By Chris Atack
Globalization puts new pressures on working families
In Tegucigalpa, Honduras, 19-year-old Gabriella works in a sweatshop at least 15 hours a day, seven days a week, earning the equivalent of $26 US a week. Her husband was recently robbed and killed by bandits, and her mother died of cancer. She is the only adult in her family. Her 10-year-old stepsister looks after her toddler in a tiny second-floor room, accessible only by a ladder that leans on the outside wall. If her stepsister goes back to school, Gabriella’s child will be left alone all day. If she doesn’t attend school, she, too, is destined for the sweatshop.
“And please don’t think that no family leaves a toddler alone all day,” says Jody Heymann, founding director of McGill’s Institute for Health and Social Policy and a pediatrician with a PhD in public policy. Heymann, cross-appointed to both medicine and political science, interviewed Gabriella and numerous neighbours in similar situations, many of whom had to leave their children alone all day as they worked—often with dire consequences. “A number of the children had been killed—burned to death or killed in falls. It’s people like these who brought me into this area of research. For me, the important thing is Gabriella’s story—and how to change it.”
Heymann is North America’s pre-eminent expert on the plight of working families. In July of 2005, she came to McGill from Harvard, where for the last seven years she and her team have conducted thousands of interviews with families in the United States, Mexico, Honduras, Botswana, Vietnam and Russia, analyzed survey data from households in eight countries and reviewed laws and labour codes in 170 countries. The results were published this year in Forgotten Families: Ending the Growing Crisis Confronting Children and Working Parents in the Global Economy (Oxford University Press).
“While conditions are worse in developing countries, core issues are universal,” says Heymann. “Working parents the world over must find child care during the day, especially when a child gets sick. When I present our research without country identifiers, experts sometimes can’t tell if data is from Mexico or Vietnam or Canada.”
The developed world doesn’t necessarily have more developed social policies. For instance, Vietnam has made a commitment to early childhood education and has legislated sick leave for parents of children under age seven. As a result, fewer parents leave sick children home alone in Ho Chi Minh City than in Baltimore.
Many of the problems facing poor working families stem from the fact that major social changes occur without the public policy adjustments that are needed to cope with the resulting upheaval.
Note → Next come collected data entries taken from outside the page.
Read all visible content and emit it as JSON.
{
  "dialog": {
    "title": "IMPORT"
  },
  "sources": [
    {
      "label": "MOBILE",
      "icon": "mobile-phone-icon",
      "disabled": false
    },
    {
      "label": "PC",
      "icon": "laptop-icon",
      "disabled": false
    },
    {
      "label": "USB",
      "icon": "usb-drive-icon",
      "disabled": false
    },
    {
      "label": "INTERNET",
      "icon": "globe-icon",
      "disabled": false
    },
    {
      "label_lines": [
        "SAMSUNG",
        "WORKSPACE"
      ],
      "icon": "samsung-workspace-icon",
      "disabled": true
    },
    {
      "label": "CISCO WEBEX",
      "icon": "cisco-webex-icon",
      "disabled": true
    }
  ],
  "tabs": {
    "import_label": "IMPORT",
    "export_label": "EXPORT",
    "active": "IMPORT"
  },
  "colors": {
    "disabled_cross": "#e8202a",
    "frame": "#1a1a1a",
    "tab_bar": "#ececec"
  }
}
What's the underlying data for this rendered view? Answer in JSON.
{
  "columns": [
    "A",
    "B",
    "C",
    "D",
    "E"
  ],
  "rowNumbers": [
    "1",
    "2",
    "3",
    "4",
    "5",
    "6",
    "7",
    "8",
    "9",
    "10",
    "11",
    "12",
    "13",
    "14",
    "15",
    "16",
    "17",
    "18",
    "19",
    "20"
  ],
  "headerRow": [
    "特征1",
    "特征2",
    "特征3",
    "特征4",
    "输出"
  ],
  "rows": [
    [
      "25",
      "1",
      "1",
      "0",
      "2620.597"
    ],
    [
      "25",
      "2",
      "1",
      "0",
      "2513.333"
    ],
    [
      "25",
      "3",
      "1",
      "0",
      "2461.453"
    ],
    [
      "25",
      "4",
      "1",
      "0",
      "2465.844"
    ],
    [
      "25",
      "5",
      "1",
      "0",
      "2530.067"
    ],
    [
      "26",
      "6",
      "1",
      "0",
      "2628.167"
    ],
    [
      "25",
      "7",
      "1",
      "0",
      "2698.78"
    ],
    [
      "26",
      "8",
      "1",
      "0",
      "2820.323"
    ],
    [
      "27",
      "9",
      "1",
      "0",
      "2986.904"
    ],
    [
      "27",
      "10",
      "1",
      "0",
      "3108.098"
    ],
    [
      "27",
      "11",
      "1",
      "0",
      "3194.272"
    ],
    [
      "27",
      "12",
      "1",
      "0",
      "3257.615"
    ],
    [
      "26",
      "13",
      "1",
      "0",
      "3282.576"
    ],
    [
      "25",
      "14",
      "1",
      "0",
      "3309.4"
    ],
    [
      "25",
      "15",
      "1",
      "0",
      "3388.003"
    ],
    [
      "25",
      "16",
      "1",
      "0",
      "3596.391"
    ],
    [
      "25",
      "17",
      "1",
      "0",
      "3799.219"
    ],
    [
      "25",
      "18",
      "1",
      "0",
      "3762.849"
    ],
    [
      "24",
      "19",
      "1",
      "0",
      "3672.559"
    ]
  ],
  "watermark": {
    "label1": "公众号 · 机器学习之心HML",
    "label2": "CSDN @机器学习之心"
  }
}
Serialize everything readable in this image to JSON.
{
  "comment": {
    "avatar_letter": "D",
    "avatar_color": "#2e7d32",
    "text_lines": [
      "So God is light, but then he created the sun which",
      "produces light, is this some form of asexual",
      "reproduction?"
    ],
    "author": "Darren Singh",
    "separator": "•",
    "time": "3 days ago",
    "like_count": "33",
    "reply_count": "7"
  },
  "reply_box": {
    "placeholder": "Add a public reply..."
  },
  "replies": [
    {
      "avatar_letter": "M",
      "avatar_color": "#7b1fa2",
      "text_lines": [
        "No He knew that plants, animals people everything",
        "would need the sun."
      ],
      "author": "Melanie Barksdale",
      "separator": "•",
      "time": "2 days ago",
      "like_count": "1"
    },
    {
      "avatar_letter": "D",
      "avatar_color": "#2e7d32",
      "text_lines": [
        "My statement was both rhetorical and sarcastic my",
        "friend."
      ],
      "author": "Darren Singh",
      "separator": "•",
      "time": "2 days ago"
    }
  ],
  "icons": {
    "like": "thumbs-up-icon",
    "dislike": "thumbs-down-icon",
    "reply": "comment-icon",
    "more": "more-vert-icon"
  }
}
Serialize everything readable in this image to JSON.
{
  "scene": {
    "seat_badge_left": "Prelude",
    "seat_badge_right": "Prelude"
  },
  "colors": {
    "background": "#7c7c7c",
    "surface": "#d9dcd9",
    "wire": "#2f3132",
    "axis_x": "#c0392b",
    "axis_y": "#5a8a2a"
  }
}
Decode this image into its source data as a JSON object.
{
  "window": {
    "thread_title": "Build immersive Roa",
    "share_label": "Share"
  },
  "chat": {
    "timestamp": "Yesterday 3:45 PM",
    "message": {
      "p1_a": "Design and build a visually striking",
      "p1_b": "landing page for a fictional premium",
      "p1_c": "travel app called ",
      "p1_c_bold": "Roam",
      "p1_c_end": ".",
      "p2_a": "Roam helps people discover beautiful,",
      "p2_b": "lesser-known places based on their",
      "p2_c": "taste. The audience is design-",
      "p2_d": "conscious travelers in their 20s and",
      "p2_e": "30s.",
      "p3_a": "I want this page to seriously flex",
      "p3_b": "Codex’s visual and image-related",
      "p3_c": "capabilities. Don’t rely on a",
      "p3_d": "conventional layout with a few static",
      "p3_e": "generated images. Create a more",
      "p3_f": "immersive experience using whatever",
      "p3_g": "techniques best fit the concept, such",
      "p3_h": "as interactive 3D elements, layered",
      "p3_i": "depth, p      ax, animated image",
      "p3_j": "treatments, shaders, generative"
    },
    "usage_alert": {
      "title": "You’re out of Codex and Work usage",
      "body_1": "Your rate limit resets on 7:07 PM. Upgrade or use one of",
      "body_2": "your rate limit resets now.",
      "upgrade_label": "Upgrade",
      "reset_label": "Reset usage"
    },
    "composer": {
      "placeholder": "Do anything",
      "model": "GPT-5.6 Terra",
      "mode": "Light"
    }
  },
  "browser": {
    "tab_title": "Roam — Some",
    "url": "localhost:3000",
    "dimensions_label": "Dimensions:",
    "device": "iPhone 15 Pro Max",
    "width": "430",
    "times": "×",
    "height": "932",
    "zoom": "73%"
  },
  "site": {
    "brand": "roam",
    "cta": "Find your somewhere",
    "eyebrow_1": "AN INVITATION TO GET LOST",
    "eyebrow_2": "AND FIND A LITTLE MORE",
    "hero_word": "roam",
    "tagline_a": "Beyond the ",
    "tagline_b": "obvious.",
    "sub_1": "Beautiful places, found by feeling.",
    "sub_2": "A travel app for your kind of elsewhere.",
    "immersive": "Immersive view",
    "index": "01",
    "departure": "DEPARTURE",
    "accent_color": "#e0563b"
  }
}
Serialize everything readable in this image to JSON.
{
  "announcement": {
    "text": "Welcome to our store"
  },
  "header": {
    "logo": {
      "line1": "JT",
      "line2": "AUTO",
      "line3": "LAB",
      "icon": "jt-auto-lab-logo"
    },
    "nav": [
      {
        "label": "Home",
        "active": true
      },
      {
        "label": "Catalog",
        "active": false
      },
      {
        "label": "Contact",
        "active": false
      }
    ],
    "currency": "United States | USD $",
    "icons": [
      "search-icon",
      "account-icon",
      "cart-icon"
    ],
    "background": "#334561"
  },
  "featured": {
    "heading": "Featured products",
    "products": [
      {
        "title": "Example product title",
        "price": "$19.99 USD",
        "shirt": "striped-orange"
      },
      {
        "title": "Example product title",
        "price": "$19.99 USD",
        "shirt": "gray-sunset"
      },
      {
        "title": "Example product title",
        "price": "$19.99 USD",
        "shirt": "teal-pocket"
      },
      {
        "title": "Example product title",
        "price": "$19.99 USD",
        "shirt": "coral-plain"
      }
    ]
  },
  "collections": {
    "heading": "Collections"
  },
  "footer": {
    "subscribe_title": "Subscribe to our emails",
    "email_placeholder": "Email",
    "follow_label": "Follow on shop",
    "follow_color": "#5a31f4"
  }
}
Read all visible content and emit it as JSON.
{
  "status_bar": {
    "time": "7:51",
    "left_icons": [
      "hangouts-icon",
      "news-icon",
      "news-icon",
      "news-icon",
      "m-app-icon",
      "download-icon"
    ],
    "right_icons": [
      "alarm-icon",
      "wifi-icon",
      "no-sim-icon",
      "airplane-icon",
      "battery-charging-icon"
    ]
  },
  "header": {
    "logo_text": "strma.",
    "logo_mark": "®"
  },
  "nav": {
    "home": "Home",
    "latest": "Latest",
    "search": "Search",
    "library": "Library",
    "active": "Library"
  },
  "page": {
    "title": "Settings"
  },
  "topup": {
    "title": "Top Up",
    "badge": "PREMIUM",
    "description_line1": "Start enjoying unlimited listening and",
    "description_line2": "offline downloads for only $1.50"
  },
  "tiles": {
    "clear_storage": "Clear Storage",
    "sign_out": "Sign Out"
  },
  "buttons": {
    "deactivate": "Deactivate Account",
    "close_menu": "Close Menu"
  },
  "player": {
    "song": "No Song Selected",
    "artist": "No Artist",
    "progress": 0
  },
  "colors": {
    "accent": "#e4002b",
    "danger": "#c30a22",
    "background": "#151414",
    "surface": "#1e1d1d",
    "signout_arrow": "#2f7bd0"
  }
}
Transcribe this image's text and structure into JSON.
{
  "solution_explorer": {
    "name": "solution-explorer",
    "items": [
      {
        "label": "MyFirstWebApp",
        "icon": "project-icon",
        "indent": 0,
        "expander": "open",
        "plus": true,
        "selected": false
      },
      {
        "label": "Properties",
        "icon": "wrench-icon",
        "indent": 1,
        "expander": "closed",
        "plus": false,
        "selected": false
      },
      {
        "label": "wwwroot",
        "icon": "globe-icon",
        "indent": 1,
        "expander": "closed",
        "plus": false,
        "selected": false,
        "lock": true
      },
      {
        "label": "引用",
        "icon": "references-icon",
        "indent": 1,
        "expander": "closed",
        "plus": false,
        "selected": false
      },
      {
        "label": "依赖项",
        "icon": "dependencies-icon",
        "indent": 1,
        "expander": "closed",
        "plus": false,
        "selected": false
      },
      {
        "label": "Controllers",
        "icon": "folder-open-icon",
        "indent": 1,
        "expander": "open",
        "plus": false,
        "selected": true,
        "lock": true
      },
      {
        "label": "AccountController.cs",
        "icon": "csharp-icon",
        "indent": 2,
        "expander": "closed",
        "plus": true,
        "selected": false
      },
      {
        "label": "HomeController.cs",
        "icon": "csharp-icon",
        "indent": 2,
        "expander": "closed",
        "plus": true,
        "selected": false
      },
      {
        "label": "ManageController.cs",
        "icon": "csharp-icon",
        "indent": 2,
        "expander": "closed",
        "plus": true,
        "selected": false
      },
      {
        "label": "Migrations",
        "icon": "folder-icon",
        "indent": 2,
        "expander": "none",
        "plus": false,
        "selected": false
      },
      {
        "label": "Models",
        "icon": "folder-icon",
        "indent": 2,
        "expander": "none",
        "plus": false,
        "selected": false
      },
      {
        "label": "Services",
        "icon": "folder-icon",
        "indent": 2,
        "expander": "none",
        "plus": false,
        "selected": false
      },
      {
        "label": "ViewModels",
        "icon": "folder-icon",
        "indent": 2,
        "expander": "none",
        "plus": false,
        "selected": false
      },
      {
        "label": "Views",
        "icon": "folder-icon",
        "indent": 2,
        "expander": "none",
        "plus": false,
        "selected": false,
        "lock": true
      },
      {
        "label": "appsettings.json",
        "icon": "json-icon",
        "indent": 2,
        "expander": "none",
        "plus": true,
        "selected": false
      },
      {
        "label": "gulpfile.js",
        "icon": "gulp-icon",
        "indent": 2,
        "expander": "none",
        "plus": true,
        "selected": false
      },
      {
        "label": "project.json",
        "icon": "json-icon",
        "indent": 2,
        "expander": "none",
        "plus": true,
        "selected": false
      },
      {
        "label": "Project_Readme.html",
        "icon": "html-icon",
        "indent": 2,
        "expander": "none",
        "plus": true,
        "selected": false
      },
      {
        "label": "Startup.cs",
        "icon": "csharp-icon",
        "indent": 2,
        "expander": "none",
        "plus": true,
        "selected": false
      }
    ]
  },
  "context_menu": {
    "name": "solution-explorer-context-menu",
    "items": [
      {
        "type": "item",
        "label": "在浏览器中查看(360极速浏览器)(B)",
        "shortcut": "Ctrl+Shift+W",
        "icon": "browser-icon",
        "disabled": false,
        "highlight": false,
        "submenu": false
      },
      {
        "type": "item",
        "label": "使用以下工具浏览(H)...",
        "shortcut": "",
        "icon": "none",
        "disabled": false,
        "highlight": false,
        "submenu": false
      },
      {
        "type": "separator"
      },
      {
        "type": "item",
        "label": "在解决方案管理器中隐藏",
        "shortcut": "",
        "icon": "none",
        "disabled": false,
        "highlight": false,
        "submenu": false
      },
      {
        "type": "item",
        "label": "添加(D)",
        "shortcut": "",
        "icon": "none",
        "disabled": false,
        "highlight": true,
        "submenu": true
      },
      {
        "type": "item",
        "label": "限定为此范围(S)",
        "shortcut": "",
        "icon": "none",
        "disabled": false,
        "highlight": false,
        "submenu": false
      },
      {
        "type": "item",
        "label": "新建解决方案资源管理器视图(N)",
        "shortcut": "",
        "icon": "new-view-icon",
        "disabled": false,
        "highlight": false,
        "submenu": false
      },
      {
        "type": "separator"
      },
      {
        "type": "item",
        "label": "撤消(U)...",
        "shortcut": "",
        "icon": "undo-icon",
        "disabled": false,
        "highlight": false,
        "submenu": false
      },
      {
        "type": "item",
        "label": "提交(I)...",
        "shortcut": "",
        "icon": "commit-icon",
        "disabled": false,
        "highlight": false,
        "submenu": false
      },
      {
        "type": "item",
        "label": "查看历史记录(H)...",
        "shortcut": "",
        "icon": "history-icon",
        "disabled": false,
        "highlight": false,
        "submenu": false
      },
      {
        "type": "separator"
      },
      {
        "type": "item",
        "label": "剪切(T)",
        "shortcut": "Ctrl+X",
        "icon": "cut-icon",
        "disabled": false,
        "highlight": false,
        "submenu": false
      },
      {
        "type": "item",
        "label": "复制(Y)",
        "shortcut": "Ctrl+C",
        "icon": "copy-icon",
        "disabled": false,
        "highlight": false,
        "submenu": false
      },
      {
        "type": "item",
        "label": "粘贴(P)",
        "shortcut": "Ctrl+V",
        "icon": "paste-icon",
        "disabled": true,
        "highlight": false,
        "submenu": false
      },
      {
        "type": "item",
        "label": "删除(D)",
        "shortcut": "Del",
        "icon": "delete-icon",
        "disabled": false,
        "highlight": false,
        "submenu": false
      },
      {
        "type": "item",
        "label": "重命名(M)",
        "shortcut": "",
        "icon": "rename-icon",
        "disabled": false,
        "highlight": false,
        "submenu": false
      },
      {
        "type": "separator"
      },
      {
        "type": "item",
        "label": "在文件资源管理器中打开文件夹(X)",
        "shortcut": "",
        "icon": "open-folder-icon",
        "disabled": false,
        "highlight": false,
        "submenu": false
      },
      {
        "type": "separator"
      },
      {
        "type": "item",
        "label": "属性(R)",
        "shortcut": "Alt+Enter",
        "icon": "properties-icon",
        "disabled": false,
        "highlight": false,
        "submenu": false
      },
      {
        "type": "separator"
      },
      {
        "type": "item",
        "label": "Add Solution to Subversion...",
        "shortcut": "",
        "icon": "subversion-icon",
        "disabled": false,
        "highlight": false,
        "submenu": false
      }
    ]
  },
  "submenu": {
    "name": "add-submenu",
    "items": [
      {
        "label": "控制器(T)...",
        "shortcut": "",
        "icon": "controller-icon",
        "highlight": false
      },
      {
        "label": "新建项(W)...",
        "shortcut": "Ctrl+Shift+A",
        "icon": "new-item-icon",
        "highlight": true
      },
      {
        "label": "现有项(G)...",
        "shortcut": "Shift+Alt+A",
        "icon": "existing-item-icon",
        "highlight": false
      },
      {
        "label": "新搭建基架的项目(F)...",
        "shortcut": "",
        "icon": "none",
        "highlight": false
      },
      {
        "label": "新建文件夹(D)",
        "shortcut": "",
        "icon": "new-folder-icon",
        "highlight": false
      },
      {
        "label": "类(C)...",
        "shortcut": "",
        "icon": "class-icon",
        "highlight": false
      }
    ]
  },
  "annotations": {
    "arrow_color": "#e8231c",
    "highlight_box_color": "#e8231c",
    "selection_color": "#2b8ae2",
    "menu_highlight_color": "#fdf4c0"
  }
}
This past century has seen first the mass entry of men, then women, into the industrial and post-industrial labour force, and increased urbanization, which has taken people away from extended families. So far, Heymann says, social policy has not kept pace with the transformation in how society looks after families.
“These changes have yielded greater opportunities to escape poverty and increase gender equality, but they have also transformed how we care for children and the elderly,” says Heymann. “Policies haven’t evolved yet, but that doesn’t mean they can’t. Workable solutions do exist. For example, Quebec has an early childhood care program which is remarkably effective in reaching large numbers of kids.”
By documenting what needs to be done and which social policies actually work, Heymann hopes her research will make it out of the university and into the hands of decision-makers. Already, her research on working poor families in the United States has helped reach those who need it most, providing the academic weight to the push that led to the country’s first paid sick leave legislation, in California.
Heymann has seen poverty close up in places as diverse as New York City, rural Tanzania and Central American refugee camps. “Once you live in these places and meet the people there, you can never forget how important it is to work for change,” she says. “You also realize that the most effective programs are always collaborative. You’re always learning as much as you’re giving. If you’re not learning, I don’t think you can be helpful.”
Dr. Heymann is the Canada Research Chair in Global Health and Social Policy.